Accumuli di neve nelle 24 ore; 15 centimetri su Genova, fino a 30 a Basaluzzo, 5 a Sestriere, 0 nel Torinese in pianura. Lo avevo detto anche lo scorso mercoledì (tranquilli, semmai fiocca ma non accumula), ed invece buona parte di Genova si è imbiancata per benino.
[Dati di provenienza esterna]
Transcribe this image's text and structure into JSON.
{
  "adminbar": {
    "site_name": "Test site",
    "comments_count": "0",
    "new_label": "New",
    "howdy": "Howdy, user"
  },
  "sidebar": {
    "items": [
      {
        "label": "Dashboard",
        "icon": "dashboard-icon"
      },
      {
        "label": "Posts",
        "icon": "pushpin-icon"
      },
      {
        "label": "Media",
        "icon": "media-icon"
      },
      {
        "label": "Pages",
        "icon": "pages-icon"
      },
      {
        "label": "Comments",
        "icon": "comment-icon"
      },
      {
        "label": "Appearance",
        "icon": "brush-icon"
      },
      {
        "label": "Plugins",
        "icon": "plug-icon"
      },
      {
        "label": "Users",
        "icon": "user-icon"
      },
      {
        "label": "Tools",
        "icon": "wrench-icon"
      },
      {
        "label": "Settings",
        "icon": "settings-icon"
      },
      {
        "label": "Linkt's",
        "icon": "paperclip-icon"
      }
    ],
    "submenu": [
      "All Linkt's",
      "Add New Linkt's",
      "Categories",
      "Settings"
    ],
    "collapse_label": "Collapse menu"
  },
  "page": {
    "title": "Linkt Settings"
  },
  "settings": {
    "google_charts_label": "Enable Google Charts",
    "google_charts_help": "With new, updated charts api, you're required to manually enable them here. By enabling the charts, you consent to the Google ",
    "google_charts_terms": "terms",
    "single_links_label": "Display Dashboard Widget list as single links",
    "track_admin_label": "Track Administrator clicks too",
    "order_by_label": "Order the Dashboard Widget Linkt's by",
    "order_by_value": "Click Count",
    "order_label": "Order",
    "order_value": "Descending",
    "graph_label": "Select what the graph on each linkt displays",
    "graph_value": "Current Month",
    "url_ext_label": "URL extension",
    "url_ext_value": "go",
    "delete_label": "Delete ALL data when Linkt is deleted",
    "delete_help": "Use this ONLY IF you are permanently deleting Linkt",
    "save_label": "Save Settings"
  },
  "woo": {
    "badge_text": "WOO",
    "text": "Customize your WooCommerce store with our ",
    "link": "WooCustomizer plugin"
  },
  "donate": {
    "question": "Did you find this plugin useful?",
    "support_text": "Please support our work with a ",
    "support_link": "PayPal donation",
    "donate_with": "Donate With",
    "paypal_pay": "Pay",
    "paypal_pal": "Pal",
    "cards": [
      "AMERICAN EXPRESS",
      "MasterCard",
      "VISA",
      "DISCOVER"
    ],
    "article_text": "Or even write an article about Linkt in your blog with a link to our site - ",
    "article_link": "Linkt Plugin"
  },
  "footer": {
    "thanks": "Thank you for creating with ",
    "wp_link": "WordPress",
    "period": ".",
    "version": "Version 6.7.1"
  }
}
In questi casi la prima cosa da fare è gettare Miriam nel panico. Fatto. Le mando dei messaggi WhatApp molto seri in cui le dico “tutti i modelli prevedono neve con accumuli tra modesti e moderati” per poi aggiungere “ma io credo che sulla costa, semmai dovesse nevicare, non si ferma.” In realtà non ho la più pallida idea di come e dove potrei trovare elementi che smentiscano il modellame. E dentro di me io spero ne butti giù un metro, meglio due, ma sminuisco le previsioni mettendo su una immaginaria faccia da poker, ossia totalmente inespressiva, mentre cerco di rassicurare Miriam senza averne titolo. Lei è disorientata perchè sa bene che in passato le ho contato musse a non finire sul tempo, sulle previsioni sono pronto a mentire anche sotto tortura. E mi accoltellerebbe perchè sa che io adoro la neve e percepisce che io faccio finta di rassicurarla sperando che domani mattina ci si svegli in una bufera.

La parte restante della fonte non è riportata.